- Relator(a)
- Ministro Raul Araújo
- Órgão julgador
- Quarta Turma
- Data do julgamento
- 12/09/2022
- Data de publicação
- 22/09/2022
STJ – Acórdão, Rel. Ministro Raul Araújo, Quarta Turma, j. 12/09/2022, p. 22/09/2022
AGRAVO INTERNO NO AGRAVO EM RECURSO ESPECIAL. DECISÃO DA PRESIDÊNCIA. INDENIZATÓRIA CUMULADA COM OBRIGAÇÃO DE FAZER. VIOLAÇÃO AO ART. 114 DO NCPC. AUSÊNCIA DE PREQUESTIONAMENTO. SÚMULAS 282 E 356/STF. FUNDAMENTOS DO ACÓRDÃO RECORRIDO NÃO IMPUGNADOS. APLICAÇÃO DA SÚMULA 283 DO SUPREMO TRIBUNAL FEDERAL. ATRASO NA ENTREGA DE IMÓVEL. DANOS MORAIS. CABIMENTO. REVISÃO. IMPOSSIBILIDADE. REEXAME DE MATÉRIA FÁTICO-PROBATÓRIA. SÚMULA 7/STJ. QUANTUM INDENIZATÓRIO. REVISÃO. DESCABIMENTO. LUCROS CESSANTES. PREJUÍZO PRESUMIDO. AGRAVO DESPROVIDO. 1. Fica inviabilizado o conhecimento de tema trazido no recurso especial, mas não debatido e decidido nas instâncias ordinárias, tampouco suscitado nos embargos de declaração opostos, para sanar eventual omissão, porquanto ausente o indispensável prequestionamento.
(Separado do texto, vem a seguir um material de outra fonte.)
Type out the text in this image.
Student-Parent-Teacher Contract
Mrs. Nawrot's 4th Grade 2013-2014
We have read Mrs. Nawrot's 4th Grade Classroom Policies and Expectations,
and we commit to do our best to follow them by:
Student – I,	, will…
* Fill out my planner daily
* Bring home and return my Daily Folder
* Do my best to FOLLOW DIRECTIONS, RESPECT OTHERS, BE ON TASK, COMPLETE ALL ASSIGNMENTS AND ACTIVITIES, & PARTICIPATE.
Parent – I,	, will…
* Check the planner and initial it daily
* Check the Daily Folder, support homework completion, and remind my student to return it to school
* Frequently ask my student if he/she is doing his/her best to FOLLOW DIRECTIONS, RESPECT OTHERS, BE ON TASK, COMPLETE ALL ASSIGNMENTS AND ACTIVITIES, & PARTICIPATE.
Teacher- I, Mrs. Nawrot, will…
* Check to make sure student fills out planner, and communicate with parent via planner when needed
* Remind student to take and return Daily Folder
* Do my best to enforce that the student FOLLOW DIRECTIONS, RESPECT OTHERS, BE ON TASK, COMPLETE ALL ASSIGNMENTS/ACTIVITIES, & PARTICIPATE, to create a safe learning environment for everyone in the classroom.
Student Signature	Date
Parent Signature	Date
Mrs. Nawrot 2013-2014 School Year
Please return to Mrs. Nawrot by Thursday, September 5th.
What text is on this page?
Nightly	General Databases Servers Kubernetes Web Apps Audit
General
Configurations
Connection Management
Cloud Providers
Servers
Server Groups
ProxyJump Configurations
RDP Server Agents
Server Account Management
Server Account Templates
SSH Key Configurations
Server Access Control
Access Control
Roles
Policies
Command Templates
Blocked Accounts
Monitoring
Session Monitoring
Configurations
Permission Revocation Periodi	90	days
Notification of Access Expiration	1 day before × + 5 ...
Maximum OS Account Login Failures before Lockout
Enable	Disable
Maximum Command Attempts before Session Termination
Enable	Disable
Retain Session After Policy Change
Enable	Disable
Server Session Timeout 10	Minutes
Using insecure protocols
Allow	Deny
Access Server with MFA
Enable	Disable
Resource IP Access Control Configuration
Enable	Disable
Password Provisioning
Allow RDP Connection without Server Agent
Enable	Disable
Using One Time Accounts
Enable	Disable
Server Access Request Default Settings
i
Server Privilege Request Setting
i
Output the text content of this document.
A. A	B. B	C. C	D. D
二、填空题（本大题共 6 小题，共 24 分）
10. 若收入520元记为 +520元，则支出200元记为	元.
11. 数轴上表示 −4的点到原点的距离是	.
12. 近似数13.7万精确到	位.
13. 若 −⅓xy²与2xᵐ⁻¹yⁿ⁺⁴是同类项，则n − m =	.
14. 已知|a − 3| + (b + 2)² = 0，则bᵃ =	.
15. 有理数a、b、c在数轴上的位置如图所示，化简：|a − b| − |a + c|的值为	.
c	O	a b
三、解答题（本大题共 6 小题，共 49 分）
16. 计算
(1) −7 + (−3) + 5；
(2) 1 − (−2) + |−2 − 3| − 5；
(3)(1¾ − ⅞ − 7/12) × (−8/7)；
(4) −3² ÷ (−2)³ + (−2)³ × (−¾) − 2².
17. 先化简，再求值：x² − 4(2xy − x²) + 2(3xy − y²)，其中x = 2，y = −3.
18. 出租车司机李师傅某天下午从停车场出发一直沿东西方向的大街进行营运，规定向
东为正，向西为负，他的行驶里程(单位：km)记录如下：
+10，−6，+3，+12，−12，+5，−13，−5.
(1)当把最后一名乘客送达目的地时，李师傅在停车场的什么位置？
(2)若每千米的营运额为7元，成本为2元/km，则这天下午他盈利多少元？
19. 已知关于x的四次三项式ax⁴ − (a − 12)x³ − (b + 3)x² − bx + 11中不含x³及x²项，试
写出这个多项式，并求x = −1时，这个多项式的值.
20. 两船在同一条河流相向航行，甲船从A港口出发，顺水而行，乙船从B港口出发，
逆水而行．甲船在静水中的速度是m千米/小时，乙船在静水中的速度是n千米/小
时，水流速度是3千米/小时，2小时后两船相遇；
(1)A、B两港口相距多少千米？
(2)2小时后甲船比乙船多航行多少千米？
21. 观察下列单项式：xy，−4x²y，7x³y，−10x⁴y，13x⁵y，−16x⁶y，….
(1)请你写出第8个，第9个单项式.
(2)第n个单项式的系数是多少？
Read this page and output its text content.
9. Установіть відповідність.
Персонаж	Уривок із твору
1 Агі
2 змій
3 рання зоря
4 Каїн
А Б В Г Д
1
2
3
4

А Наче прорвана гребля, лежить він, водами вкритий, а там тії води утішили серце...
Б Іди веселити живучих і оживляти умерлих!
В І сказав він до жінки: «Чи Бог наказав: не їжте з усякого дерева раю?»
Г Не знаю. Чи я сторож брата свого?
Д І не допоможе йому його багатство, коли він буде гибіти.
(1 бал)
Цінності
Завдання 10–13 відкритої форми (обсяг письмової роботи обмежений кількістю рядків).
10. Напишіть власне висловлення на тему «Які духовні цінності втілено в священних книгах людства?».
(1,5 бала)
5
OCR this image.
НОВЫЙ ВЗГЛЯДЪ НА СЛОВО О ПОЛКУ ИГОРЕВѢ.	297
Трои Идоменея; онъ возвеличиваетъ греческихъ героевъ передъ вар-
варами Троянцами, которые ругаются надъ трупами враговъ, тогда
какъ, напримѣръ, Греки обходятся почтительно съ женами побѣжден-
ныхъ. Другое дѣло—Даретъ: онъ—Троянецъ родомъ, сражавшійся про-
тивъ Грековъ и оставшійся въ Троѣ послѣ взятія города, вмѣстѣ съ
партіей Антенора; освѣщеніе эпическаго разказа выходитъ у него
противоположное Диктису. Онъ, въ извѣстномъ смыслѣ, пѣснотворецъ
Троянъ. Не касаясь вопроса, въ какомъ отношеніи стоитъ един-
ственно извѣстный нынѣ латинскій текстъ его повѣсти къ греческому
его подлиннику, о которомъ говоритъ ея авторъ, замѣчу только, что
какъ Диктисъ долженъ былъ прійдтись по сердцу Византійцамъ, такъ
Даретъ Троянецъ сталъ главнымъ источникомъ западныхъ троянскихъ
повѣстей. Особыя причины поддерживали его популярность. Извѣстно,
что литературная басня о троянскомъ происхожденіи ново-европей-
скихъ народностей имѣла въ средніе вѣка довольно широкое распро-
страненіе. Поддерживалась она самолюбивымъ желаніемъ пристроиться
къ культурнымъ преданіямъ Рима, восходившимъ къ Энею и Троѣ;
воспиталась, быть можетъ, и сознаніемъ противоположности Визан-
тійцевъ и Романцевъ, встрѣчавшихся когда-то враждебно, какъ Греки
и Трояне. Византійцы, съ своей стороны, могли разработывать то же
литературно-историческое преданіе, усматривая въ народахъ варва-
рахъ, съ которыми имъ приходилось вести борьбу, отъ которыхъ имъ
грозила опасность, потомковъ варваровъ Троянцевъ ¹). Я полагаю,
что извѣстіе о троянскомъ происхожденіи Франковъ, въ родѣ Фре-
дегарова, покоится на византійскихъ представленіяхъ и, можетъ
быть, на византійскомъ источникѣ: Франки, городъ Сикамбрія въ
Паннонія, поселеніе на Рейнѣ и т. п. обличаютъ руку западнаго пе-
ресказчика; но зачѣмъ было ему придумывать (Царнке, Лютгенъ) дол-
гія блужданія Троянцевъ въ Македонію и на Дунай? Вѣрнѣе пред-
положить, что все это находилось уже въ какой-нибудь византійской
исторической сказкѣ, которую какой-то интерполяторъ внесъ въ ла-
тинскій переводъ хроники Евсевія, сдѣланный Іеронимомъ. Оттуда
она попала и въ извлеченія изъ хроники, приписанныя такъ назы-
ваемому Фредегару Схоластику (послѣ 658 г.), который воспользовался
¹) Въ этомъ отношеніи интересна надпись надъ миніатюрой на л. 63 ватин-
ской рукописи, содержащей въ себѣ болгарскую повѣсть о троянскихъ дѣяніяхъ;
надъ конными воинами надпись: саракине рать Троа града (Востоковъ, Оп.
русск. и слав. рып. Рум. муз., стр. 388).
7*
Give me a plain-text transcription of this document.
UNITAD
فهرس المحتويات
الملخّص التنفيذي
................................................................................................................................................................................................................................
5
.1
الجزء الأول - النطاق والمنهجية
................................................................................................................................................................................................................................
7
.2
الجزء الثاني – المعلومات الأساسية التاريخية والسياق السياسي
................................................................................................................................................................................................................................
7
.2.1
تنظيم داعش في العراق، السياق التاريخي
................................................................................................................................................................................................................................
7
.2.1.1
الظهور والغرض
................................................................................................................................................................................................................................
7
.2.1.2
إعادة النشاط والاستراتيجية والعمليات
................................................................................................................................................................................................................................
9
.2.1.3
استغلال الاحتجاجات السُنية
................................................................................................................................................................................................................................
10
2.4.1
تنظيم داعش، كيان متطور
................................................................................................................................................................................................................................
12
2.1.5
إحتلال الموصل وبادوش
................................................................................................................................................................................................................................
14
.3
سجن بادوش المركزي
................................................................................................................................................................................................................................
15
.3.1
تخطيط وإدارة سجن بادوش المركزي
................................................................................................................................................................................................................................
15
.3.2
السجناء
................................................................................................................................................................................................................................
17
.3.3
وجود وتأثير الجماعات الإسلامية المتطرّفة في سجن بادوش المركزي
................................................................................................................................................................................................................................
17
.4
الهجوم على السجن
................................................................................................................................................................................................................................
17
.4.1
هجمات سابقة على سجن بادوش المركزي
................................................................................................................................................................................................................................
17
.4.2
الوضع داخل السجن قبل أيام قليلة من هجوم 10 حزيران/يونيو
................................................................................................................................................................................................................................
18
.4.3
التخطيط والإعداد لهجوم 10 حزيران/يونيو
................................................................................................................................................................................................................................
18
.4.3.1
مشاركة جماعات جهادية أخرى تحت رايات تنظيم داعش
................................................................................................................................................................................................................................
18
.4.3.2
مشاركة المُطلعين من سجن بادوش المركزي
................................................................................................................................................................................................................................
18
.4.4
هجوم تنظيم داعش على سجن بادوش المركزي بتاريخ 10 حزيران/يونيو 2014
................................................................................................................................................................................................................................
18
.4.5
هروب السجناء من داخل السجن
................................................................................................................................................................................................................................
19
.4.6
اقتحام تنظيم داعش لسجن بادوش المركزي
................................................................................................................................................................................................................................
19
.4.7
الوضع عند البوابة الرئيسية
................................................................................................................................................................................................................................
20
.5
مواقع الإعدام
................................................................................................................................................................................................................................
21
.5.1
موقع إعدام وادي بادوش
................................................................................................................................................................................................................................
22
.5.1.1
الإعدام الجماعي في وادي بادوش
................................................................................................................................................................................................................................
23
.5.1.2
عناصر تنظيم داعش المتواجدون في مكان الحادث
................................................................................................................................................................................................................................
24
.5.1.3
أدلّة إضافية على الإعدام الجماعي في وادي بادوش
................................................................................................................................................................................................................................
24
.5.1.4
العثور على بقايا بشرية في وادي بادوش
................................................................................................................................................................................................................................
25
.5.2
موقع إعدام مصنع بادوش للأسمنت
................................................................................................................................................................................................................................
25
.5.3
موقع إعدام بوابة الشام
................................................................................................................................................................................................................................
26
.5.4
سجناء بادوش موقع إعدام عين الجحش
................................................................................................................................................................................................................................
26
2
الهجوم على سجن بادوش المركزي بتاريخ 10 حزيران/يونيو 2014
Aplicação, por analogia, das Súmulas 282 e 356 do STF. 2. A ausência de impugnação, nas razões do recurso especial, de fundamento autônomo e suficiente à manutenção do acórdão estadual atrai, por analogia, o óbice da Súmula 283 do STF. 3. O simples inadimplemento contratual em razão do atraso na entrega do imóvel não é capaz, por si só, de gerar dano moral indenizável, sendo necessária a comprovação de circunstâncias específicas que podem configurar a lesão extrapatrimonial. 4. Na hipótese, o atraso de mais de 17 meses, após o período de tolerância, na entrega do imóvel supera o mero inadimplemento contratual, devendo ser mantida a indenização por danos morais. Precedentes. 5. É admissível o reexame do valor fixado a título de danos morais, quando verificada a exorbitância ou a natureza irrisória da importância arbitrada, em ofensa aos princípios da razoabilidade e da proporcionalidade. 6. No caso, não se mostra irrisório o montante estabelecido pelo Tribunal estadual em R$ 8.000,00 (oito mil reais), visto não ser desproporcional aos danos sofridos pela parte recorrida, em razão do atraso de mais de 21 (vinte e um) meses na entrega do imóvel em questão. 7. A jurisprudência do STJ é firme no sentido de que a demora na entrega do imóvel na data previamente acordada resulta no dever de reparação por lucros cessantes pela não fruição do imóvel durante o tempo em que a vendedora permaneceu em mora, por presunção de prejuízo do promitente-comprador. Precedentes. 8. Agravo interno a que se nega provimento. (AgInt no AREsp n. 2.018.844/RJ, relator Ministro Raul Araújo, Quarta Turma, julgado em 12/9/2022, DJe de 22/9/2022.)